A relação da antes presidente da Crefisa e Faculdade das Américas com o Verdão se iniciou em 2015, quando suas empresas passaram a estampar as marcas no uniforme do Palmeiras.
O agora ex-presidente Maurício Galiotte diz que o patrocínio, a abertura do Allianz Parque e o Avanti, programa de sócios-torcedores, foram alicerces para a recuperação do clube, que desde então passou a empilhar títulos.
O maior feito do período foi o atual bicampeonato da Libertadores em 2020 e 2021, obtido no sétimo ano da parceria. Mas o Verdão também conquistou Copa do Brasil, Brasileiro e Paulistão.
Com os títulos continentais em sequência, a parceria iniciada em 2015 atingiu o seu auge e um feito que não foi alcançado nem na "era Parmalat".
Na década de 1990, os palmeirenses firmaram um contrato de cogestão do seu departamento de futebol com a multinacional de laticínios. O investimento dos italianos foi transformado em 11 títulos em oito anos de parceria.
Considerada um dos principais momentos da história do clube, a era Parmalat teve a conquista da Libertadores de 1999, na oitava temporada da parceria, mas a equipe alviverde ficou com o vice no ano seguinte.
Títulos da era Crefisa
2015: Copa do Brasil
2016: Campeonato Brasileiro
2018: Campeonato Brasileiro
2020: Paulistão, Copa do Brasil e Libertadores
2021: Libertadores
Títulos da era Parmalat:
1993: Paulistão, Rio-São Paulo e Campeonato Brasileiro
1994: Paulistão e Campeonato Brasileiro
1996: Paulistão
1998: Copa do Brasil e Copa Mercosul
1999: Libertadores
2000: Rio-São Paulo e Copa dos Campeões
Dona da Crefisa e da FAM, Leila Pereira virou figura influente no clube e, ainda em seu segundo mandato como conselheira, foi eleita presidente do Verdão. Ela fala em fazer a melhor gestão da história alviverde.
Renovado em agosto e com validade até 2025, o contrato de patrocínio com as empresas pode pagar até R$ 120 milhões por ano para o Palmeiras. São cerca R$ 80 milhões fixos, com a possibilidade de bônus por conquistas.

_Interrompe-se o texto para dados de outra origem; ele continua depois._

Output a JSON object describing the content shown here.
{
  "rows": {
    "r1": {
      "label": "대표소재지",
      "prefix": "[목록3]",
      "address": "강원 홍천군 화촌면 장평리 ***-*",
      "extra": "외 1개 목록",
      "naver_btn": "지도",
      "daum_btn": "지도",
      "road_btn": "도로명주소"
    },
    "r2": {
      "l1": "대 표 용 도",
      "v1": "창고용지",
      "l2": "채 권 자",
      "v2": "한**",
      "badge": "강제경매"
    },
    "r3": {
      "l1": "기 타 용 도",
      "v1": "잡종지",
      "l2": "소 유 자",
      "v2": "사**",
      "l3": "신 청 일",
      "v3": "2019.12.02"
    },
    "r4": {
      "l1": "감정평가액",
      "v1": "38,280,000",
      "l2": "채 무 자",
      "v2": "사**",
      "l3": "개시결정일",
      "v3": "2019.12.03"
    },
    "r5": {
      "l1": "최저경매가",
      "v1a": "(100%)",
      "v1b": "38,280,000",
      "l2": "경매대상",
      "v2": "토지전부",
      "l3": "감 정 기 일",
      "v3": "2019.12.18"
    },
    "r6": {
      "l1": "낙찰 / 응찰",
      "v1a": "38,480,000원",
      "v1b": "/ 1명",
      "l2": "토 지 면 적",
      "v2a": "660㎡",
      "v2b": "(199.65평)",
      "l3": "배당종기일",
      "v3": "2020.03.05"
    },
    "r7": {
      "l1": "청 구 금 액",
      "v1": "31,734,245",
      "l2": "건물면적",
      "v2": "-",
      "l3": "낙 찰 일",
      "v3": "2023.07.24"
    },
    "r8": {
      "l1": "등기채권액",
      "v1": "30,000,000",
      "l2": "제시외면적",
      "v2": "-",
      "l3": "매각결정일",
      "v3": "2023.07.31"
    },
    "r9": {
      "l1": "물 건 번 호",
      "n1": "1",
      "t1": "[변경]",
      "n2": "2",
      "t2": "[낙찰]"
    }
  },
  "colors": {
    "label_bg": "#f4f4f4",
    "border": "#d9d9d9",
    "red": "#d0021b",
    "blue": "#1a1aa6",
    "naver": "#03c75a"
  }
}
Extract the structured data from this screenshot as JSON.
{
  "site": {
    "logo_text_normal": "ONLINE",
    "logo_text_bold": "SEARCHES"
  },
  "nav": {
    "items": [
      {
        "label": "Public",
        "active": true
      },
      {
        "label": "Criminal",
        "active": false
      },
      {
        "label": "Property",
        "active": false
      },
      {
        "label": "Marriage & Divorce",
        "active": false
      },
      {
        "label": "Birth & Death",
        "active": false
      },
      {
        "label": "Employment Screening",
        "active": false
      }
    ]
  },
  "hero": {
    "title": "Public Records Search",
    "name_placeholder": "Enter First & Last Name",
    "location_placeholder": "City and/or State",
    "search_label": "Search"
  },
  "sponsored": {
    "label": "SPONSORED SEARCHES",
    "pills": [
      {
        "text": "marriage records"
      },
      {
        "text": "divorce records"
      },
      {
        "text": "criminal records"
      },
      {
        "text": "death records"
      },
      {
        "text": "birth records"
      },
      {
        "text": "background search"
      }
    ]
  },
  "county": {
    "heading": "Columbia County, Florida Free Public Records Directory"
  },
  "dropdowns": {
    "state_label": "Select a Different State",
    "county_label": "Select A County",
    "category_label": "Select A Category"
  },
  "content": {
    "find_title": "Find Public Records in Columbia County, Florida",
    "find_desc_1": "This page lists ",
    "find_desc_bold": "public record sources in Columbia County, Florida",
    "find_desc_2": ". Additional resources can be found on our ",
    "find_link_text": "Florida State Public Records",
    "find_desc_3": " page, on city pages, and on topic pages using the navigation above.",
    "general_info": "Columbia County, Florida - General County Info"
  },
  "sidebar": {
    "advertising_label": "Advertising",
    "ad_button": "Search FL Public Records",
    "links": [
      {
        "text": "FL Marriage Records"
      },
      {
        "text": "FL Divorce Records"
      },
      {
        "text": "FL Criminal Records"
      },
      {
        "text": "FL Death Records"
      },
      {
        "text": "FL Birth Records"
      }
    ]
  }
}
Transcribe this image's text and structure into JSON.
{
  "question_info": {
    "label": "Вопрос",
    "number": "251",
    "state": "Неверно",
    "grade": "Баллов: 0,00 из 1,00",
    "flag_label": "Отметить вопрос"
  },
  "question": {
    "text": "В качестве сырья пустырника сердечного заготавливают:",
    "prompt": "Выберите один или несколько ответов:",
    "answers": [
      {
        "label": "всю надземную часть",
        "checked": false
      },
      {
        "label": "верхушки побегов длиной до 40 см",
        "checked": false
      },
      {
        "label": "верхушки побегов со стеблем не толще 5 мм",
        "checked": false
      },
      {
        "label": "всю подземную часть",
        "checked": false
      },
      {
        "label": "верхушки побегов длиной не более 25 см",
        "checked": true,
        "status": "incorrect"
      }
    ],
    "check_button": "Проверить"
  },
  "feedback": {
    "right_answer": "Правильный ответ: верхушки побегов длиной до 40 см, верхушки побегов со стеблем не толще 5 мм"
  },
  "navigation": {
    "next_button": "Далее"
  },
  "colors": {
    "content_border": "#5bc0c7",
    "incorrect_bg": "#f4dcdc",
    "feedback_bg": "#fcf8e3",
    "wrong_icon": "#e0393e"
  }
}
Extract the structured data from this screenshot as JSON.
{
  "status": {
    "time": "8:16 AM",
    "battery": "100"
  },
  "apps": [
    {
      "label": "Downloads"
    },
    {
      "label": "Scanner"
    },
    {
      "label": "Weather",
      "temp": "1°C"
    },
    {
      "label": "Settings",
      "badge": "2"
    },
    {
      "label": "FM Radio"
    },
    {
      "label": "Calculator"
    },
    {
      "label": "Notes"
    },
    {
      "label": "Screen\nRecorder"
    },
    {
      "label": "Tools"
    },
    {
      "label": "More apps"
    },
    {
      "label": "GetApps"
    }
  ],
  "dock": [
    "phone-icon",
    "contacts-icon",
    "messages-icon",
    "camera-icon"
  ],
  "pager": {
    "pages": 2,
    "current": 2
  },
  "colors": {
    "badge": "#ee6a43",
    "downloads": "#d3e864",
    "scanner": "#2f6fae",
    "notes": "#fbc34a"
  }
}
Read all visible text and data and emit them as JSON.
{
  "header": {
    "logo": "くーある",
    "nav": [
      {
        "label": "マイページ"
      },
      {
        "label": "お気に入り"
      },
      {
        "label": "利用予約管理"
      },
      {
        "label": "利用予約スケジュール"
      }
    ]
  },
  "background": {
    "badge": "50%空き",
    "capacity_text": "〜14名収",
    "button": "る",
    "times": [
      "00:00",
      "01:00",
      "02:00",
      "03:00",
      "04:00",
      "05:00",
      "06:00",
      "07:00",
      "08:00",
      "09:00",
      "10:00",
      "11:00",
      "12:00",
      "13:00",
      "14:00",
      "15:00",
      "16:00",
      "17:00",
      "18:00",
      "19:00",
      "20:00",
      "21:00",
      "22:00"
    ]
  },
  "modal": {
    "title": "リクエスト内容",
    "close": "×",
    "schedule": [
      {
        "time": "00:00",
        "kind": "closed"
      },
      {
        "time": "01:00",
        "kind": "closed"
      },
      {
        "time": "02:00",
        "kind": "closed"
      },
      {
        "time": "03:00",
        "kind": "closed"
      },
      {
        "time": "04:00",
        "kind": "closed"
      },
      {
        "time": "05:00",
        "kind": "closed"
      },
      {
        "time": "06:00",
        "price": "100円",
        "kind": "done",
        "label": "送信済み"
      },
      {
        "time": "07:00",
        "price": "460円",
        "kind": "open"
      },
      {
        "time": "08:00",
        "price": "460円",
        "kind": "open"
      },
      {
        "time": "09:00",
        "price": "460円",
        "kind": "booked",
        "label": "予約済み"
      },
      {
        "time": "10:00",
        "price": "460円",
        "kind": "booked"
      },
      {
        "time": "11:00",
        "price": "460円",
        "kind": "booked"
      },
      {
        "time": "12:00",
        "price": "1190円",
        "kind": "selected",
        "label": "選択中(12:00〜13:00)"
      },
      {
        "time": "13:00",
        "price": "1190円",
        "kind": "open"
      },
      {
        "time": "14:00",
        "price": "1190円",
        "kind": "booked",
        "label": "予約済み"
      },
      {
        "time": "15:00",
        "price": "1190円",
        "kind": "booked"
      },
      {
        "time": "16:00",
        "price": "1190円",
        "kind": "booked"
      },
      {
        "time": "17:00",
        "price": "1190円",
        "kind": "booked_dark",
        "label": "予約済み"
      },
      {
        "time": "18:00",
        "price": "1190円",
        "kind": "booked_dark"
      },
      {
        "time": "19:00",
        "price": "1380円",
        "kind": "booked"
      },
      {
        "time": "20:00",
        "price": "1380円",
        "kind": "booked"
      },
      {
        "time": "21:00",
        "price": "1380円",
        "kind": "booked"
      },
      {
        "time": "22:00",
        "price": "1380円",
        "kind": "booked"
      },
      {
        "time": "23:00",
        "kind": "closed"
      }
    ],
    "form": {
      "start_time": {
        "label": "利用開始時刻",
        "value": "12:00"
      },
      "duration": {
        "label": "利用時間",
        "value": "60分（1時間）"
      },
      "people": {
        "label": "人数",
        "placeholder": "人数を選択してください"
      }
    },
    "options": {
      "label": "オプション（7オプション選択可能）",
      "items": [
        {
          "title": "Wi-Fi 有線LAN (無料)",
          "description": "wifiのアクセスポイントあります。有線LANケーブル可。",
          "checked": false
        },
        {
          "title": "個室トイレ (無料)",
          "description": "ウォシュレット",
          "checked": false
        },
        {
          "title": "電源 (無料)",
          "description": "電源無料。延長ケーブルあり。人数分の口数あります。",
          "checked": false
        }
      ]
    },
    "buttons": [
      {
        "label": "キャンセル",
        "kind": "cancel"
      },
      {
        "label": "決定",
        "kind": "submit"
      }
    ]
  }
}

Além desses valores, a Crefisa também tinha como prática participar de contratações para a equipe, casos de Borja, Deyverson, parte dos direitos de Dudu, entre outros.
O clube, porém, reconheceu tais investimentos como dívida e trabalha para diminuir o saldo que já foi de cerca de R$ 170 milhões. A tendência é de que o valor fique abaixo dos R$ 110 milhões em fevereiro.